Overall the class was my favorite, before I had an appointment of interview with the professor itself, Professor Galagher. She was pretty, gentle, smart, and encouraging. Unfortunately, I was nervous when I met her (and my feet were frozen from snows) and unable to ask crucial questions that I already had in mind. She  suggested that it was better for me to gain some experiences by working first. The interview was short and a bit discouraging me (i more disappointed to myself).

Some sadness eluded after I joined class of Business in China where I met an Indonesian guy who studied there. The class was nice and I did admitted that Indonesians are always helpful anywhere; he was nice and told me about the school. He also introduced me to the class members. The Business in China class was super interesting. I learned on how efficient the concept of one central system bank created money in China compared to inefficiency of decentralized state system in US which created many not-needed costs (I guess my business minded which brought me to this interest). This Indonesian student advised me to check Babson college if i want to learn more about entrepreneurship and not suggested Harvard as it is full of government’s side people who may be hard for me who is not coming from certain circle of bureaucracy.

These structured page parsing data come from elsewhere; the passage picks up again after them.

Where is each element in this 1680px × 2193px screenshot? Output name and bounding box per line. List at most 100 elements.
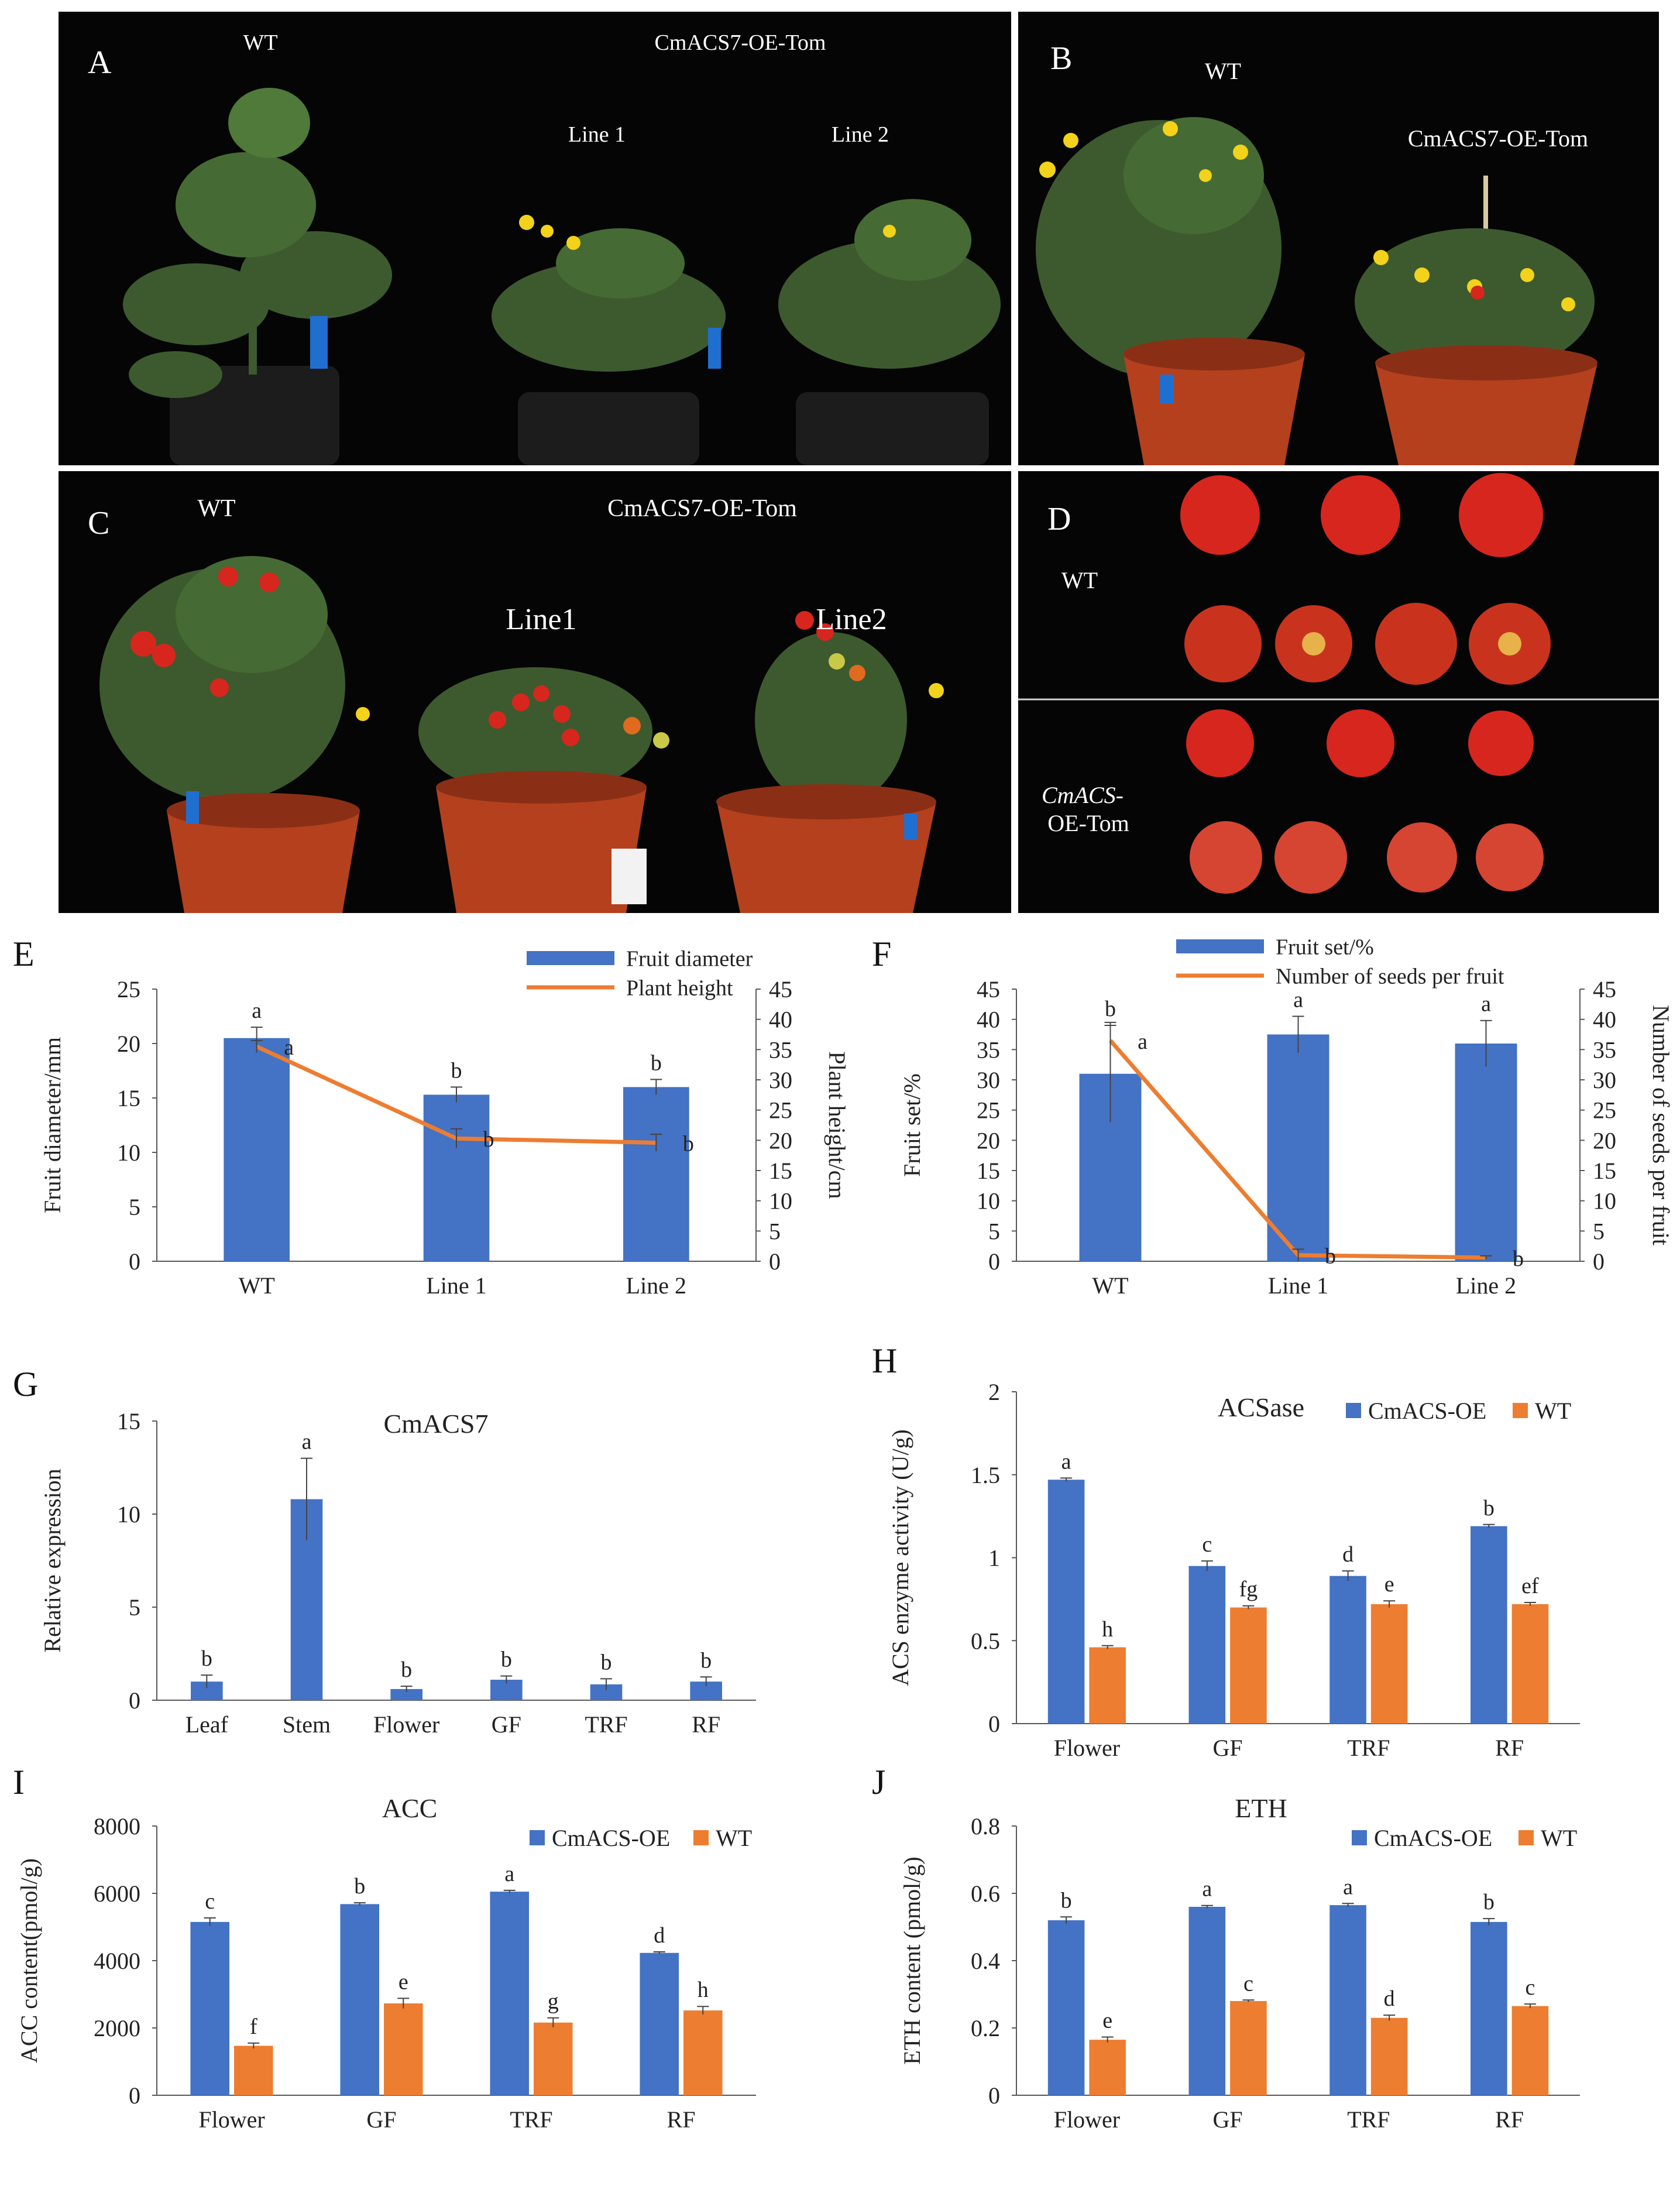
y-tick-label: 0 (988, 1248, 1000, 1275)
wt-plant-b (1036, 117, 1305, 465)
significance-letter: a (1481, 992, 1491, 1017)
y-tick-label: 6000 (94, 1880, 140, 1907)
y2-tick-label: 30 (1593, 1067, 1616, 1093)
significance-letter: c (205, 1889, 215, 1914)
significance-letter: b (651, 1051, 662, 1075)
legend-swatch (530, 1830, 545, 1845)
y-tick-label: 10 (117, 1140, 140, 1166)
legend-swatch-bar (527, 951, 614, 965)
bar-fruit-diameter-1 (423, 1094, 490, 1261)
y-tick-label: 20 (117, 1031, 140, 1057)
legend-label: Fruit set/% (1276, 935, 1374, 959)
legend-swatch (693, 1830, 709, 1845)
legend-label: WT (1541, 1825, 1577, 1851)
y-axis-label: ACS enzyme activity (U/g) (887, 1429, 913, 1686)
significance-letter: a (1138, 1029, 1148, 1054)
legend-label: CmACS-OE (1374, 1825, 1492, 1851)
bar-wt-3 (1511, 2006, 1549, 2095)
significance-letter: b (401, 1657, 412, 1682)
y2-tick-label: 30 (769, 1067, 792, 1093)
panel-c-photo: C WT CmACS7-OE-Tom Line1 Line2 (59, 471, 1011, 913)
label-wt-b: WT (1205, 58, 1241, 84)
chart-title: ACC (382, 1793, 438, 1823)
y-tick-label: 8000 (94, 1813, 140, 1839)
bar-wt-0 (1089, 2040, 1126, 2095)
bar-cmacs-oe-1 (340, 1904, 379, 2095)
significance-letter: b (1105, 997, 1116, 1021)
x-tick-label: WT (1092, 1272, 1128, 1299)
x-tick-label: Leaf (185, 1711, 229, 1738)
significance-letter: b (1483, 1496, 1495, 1521)
y2-tick-label: 45 (1593, 976, 1616, 1003)
chart-title: ACSase (1218, 1392, 1304, 1422)
legend-swatch-bar (1176, 939, 1264, 953)
significance-letter: h (698, 1978, 709, 2002)
wt-fruits-d (1180, 473, 1551, 685)
y-tick-label: 0.4 (971, 1948, 1000, 1974)
y-tick-label: 0.8 (971, 1813, 1000, 1839)
label-line2-c: Line2 (816, 603, 887, 636)
chart-title: ETH (1235, 1793, 1287, 1823)
significance-letter: b (1483, 1890, 1495, 1914)
panel-a-photo: A WT CmACS7-OE-Tom Line 1 Line 2 (59, 12, 1011, 465)
significance-letter: b (451, 1058, 462, 1083)
y2-tick-label: 0 (769, 1248, 781, 1275)
y-tick-label: 0 (988, 1711, 1000, 1737)
bar-wt-3 (683, 2010, 723, 2095)
significance-letter: f (250, 2014, 257, 2039)
x-tick-label: Flower (1054, 2106, 1120, 2133)
panel-letter-e: E (13, 935, 35, 973)
significance-letter: b (483, 1127, 494, 1152)
panel-letter-i: I (13, 1763, 25, 1801)
y2-tick-label: 20 (1593, 1127, 1616, 1154)
chart-f: F 0 5 10 15 20 25 30 35 40 45 Fruit set/% 0 5 10 15 20 25… (872, 935, 1674, 1299)
legend-label: Number of seeds per fruit (1276, 964, 1504, 989)
label-wt-d: WT (1061, 567, 1098, 593)
bar-wt-0 (1089, 1647, 1126, 1724)
x-tick-label: RF (1495, 1735, 1524, 1761)
label-wt-a: WT (243, 30, 277, 55)
panel-letter-f: F (872, 935, 891, 973)
x-tick-label: Line 2 (1456, 1272, 1516, 1299)
bar-fruit-diameter-2 (623, 1087, 689, 1261)
x-tick-label: GF (1213, 2106, 1243, 2133)
y-tick-label: 40 (977, 1007, 1000, 1033)
label-oe-c: CmACS7-OE-Tom (607, 495, 797, 522)
significance-letter: e (1102, 2009, 1112, 2033)
y2-tick-label: 20 (769, 1127, 792, 1154)
oe-line2-plant-c (716, 611, 944, 913)
y2-tick-label: 5 (769, 1218, 781, 1244)
significance-letter: a (302, 1430, 312, 1454)
y2-tick-label: 25 (769, 1097, 792, 1124)
bar-wt-1 (1230, 2001, 1267, 2095)
significance-letter: b (501, 1648, 512, 1672)
significance-letter: d (1384, 1986, 1395, 2011)
bar-cmacs-oe-2 (1329, 1576, 1366, 1724)
x-tick-label: GF (492, 1711, 521, 1738)
y-axis-label: ETH content (pmol/g) (899, 1856, 925, 2064)
oe-line2-plant-a (778, 199, 1001, 465)
y-axis-label: ACC content(pmol/g) (16, 1858, 42, 2063)
x-tick-label: GF (1213, 1735, 1243, 1761)
bar-cmacs-oe-0 (1047, 1920, 1085, 2095)
label-line1-c: Line1 (506, 603, 576, 636)
y-tick-label: 15 (977, 1158, 1000, 1184)
label-oe-a: CmACS7-OE-Tom (655, 30, 826, 55)
significance-letter: c (1202, 1532, 1212, 1557)
panel-letter-d: D (1047, 501, 1071, 537)
significance-letter: d (1342, 1542, 1353, 1567)
y2-tick-label: 0 (1593, 1248, 1605, 1275)
legend-label: WT (716, 1825, 752, 1851)
x-tick-label: Line 2 (626, 1272, 686, 1299)
x-tick-label: GF (366, 2106, 396, 2133)
y-tick-label: 1.5 (971, 1462, 1000, 1488)
chart-title: CmACS7 (384, 1409, 489, 1439)
y2-tick-label: 5 (1593, 1218, 1605, 1244)
bar-cmacs-oe-1 (1188, 1907, 1226, 2095)
bar-wt-1 (1230, 1607, 1267, 1724)
panel-letter-j: J (872, 1763, 885, 1801)
y-tick-label: 0 (129, 1687, 140, 1714)
panel-letter-c: C (88, 505, 109, 541)
significance-letter: h (1102, 1617, 1113, 1642)
x-tick-label: TRF (585, 1711, 627, 1738)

My boyfriend came pick me and we traveled back to downtown Boston to get some foods, somewhere at the food court  I got Chinese foods (suddenly I missed Asian foods) and he got Italian pasta. As always, he lovely encouraged me to manage some questions and relaxed me from nervous. We headed back to our hostel, got some rest before being ready for tomorrow’s interview at Harvard.

What a day…

p.s. Due to rigid immigration procedure as assisting spouse in Denmark (yes, I finally marry my boyfriend), I have to stay in the country for 5 to 10 years to obtain permanent residency, and am limited for long-term travel. I never proceed my application to the U.S. and have to think again which school I will go to in Denmark.